The General comes to an immediate decision. It’s time they forge their own passage back into Egypt. The Jews made it both ways before, they can find their way again.

He will find his own lane between enemy battalions. He will sneak along it and surprise the invaders, attacking from behind. It was a brilliant Egyptian assault with a brilliant Egyptian defense, but somewhere there must be a gap in the rampart.

The General can already see that, while the Egyptians fight well, they are already drunk with success. They probably only planned to take the eastern bank of the Suez—and no more. But they already taste progress, taste victory. Sadat must have his eyes set on liberating the Holy City, on Jericho, on every name mentioned in the holy books.

The General is calling for maps. Demanding aerial photos. He is sure the Egyptians won’t see it coming. They won’t envision a tap on the shoulder and then a punch in the mouth. He will find a way to cross, and then, like Moses, he will hide in the reeds.

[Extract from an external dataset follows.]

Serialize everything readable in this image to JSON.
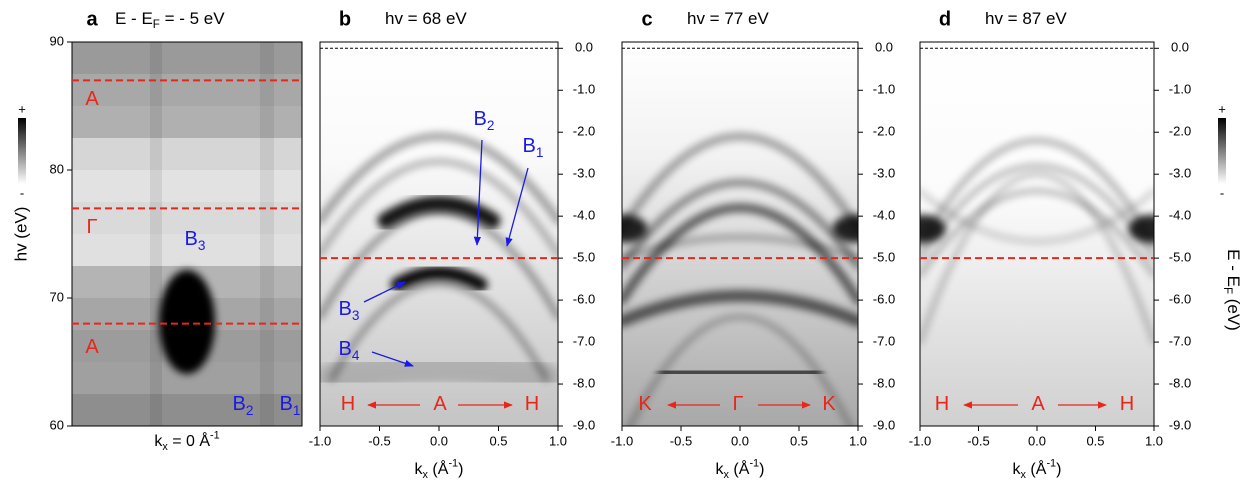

The General can picture it already. The first of Sadat’s soldiers to remember his sweetheart, to pull a photograph from his breast pocket, the first one to shed a tear thinking of flag and country, all full of national pride, he is the one who will be first to turn back toward his beloved Cairo. And what will he see? Who will he find there but the Israelis charging his way.


Ruthi knows the Messiah will come at a time when all Jews are good. Or when all are guilty. And to the General she says, I don’t know if we’ll ever get closer to one of those days than right now, yes? Either the world is right or we are right. Greater Israel, either our greatest pride or our shame.

Ruthi dips her sponge.

Ruthi wets his lips.

Maybe that’s what you wait around to see? A born competitor. You need to know how it ends.




The General stands where he should not stand, out in the open in front of his troops. His radio operator says, “Before the medic has to put you back together, sir, would you mind, maybe—” And this is when the tank right next to them takes a hit.